Fedora and lack of audio communication with the community

seth vidal skvidal at fedoraproject.org
Sun Dec 23 14:51:33 UTC 2007


On Sat, 2007-12-22 at 17:40 -0600, Les Mikesell wrote:
> Kevin Kofler wrote:
> > Valent Turkovic <valent.turkovic <at> gmail.com> writes:
> >> first excuse me if this is the wrong mailing list. If there is
> >> fedora-marketing or some similar :) mailing list please point me in
> >> the right direction.
> > 
> > There is a fedora-marketing-list indeed.
> > 
> > But to answer your suggestion: I personally don't understand why all the fuss 
> > about podcasts, IMHO written plaintext is more convenient for things like that 
> > (easier to skim over, easier to find a section when going back to something you 
> > already read, easier to search automatically (fulltext search), easier to find 
> > in a search engine too (fulltext indexing), no need to either put headphones on 
> > or have everyone around listen to the podcast too whether they want it or not, 
> > can be consumed on a machine with no sound at all (as in some offices) and of 
> > course faster to download too).
> 
> One word: commuting.  Podcasts do to talk radio (or the internet 
> equivalent) what tivo does to television.  While it is absurd to hope 
> that an interesting personality will be chatting on a live broadcast and 
> conclude at precisely the times you are trapped in your car for the 
> daily commute, it is quite easy to subscribe to a podcast and automate 
> the transfer of new content to your ipod/player.
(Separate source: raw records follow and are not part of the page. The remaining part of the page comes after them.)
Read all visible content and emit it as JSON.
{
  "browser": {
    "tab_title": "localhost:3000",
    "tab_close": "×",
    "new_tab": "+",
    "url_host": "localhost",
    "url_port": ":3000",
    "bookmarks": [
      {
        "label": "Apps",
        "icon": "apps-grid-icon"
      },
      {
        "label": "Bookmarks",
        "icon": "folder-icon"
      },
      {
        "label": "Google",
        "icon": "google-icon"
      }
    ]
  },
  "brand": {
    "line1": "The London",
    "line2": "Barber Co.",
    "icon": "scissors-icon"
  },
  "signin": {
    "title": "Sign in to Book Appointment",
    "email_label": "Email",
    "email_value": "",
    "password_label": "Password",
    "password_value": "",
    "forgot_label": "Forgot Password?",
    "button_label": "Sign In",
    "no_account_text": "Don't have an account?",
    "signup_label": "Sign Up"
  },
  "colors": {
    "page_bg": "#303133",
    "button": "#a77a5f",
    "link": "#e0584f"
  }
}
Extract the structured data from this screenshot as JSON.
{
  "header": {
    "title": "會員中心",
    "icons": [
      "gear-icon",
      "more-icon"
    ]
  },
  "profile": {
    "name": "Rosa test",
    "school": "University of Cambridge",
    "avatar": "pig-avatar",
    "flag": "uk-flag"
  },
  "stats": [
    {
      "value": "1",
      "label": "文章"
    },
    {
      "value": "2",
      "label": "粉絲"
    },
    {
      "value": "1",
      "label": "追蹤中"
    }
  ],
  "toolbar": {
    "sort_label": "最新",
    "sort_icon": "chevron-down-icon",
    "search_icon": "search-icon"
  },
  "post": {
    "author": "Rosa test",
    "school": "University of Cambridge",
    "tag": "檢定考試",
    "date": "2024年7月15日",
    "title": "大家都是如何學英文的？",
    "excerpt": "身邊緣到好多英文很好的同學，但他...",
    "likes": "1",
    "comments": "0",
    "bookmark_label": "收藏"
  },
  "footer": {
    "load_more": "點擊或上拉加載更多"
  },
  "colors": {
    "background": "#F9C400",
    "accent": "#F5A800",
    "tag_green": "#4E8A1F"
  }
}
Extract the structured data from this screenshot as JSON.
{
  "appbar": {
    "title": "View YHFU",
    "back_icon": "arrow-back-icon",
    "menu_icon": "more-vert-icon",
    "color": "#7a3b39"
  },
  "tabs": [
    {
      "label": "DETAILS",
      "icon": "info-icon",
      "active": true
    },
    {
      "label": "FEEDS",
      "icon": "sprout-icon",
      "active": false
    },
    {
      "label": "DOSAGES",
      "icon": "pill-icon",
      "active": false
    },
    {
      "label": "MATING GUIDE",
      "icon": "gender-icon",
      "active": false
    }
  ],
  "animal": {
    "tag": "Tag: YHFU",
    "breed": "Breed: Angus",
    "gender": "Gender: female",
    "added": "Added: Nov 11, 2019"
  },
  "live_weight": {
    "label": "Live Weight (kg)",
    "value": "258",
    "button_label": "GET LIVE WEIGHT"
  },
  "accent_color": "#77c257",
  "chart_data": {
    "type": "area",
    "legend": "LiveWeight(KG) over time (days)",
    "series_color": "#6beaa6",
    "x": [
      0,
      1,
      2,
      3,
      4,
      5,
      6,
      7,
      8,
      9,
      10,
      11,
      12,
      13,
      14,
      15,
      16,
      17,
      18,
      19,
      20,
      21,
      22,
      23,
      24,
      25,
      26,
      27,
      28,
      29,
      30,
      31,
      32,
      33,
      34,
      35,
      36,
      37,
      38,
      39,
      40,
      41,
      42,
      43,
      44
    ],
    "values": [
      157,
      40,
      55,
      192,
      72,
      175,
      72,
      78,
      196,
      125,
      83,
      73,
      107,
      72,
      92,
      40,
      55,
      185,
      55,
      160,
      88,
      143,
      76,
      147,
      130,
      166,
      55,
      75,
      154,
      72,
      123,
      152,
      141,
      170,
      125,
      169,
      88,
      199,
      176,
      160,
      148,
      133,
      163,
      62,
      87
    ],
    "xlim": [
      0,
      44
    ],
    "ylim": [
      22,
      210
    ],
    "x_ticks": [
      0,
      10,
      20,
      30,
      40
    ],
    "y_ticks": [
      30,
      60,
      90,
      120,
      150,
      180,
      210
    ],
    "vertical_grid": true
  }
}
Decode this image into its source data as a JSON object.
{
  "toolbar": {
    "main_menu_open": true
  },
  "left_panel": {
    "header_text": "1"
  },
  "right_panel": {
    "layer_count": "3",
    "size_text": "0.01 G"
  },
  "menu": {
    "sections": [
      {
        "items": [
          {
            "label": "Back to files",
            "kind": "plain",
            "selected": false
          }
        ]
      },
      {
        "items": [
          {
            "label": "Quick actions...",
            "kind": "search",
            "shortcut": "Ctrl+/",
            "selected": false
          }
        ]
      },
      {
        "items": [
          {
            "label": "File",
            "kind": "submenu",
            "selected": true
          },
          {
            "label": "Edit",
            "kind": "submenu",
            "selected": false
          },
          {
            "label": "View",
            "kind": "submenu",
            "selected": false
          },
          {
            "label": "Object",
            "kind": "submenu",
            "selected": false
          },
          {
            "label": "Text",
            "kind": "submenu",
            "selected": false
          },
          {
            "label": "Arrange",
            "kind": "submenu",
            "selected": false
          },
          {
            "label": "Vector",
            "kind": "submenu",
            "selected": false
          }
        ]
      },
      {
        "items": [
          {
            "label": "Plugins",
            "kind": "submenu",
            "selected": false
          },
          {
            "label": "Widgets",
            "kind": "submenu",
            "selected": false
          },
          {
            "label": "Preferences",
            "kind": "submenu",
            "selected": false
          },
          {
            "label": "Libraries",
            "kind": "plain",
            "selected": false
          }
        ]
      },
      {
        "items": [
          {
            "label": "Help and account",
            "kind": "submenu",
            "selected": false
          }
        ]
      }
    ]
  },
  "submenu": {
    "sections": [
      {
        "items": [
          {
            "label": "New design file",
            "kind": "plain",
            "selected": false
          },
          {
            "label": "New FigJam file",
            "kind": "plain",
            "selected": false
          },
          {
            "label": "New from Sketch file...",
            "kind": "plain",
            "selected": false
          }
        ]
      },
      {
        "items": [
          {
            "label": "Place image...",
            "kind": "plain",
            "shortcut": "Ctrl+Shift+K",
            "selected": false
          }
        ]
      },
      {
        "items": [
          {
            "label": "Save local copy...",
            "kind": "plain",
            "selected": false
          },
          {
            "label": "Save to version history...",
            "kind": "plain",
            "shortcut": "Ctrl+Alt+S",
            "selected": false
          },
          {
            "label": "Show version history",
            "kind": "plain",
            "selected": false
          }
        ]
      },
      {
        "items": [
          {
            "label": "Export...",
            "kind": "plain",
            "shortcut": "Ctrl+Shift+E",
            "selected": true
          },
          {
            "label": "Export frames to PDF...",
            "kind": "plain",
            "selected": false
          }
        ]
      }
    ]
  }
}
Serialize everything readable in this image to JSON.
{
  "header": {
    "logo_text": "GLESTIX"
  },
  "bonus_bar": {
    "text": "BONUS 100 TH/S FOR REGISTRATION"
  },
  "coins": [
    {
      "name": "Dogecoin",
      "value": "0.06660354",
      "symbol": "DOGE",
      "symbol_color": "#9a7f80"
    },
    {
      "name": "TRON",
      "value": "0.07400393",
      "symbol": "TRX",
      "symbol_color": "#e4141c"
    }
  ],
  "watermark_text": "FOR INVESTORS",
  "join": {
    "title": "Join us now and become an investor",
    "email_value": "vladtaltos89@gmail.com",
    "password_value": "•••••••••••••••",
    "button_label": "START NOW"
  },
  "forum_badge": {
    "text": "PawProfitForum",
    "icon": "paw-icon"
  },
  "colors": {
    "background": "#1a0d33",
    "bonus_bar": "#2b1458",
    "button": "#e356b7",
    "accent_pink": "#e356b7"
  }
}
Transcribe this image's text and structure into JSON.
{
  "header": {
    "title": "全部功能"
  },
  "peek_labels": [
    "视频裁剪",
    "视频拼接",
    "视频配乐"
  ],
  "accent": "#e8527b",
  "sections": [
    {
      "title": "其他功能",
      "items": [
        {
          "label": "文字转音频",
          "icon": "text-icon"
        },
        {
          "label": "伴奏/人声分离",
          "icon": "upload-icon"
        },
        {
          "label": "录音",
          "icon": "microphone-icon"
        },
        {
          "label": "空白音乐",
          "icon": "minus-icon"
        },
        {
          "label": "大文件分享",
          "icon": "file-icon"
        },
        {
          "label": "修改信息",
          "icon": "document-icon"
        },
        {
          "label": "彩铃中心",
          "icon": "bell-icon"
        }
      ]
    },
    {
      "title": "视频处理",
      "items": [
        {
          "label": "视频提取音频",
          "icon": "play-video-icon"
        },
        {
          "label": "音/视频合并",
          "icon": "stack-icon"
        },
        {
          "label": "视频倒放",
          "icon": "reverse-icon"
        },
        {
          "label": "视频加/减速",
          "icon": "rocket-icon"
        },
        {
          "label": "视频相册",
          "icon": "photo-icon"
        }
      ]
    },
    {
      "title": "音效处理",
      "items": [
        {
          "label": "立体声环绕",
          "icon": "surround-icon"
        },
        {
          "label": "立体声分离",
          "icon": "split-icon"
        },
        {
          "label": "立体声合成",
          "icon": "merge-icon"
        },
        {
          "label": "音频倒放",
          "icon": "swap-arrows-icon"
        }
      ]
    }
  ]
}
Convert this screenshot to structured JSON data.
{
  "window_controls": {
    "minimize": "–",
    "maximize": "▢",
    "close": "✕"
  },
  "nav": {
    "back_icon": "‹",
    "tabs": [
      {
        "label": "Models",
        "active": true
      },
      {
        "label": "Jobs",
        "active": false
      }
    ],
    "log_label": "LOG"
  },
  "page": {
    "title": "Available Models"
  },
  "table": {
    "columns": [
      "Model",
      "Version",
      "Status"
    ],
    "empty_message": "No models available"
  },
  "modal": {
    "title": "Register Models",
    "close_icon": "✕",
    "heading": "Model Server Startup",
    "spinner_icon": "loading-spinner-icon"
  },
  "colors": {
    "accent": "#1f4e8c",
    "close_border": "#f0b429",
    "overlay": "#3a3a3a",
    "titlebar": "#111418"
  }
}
Then it is a matter of 
> pushing the button to pause/continue at convenient times.  It's also 
> great if you work out regularly on a treadmill or similar device that 
> doesn't require your full concentration.  Sometimes way a person is 
> saying comes across differently when you listen to an interview compared 
> even to reading a transcript of the same thing.  I tend to prefer the 
> ones moderated by someone with actual broadcast experience like Leo 
> Laporte or fast paced ones like CNET's Buzz Out Load.


Podcasts are useless to the deaf and Hard of Hearing. If you want to put
a podcast up, fine. if you don't have a transcript of it you're
excluding that portion of the population, entirely. There is currently
software to read text in a voice for the blind, we have nothing to
convert speech to text.

that's why we shouldn't do podcasts.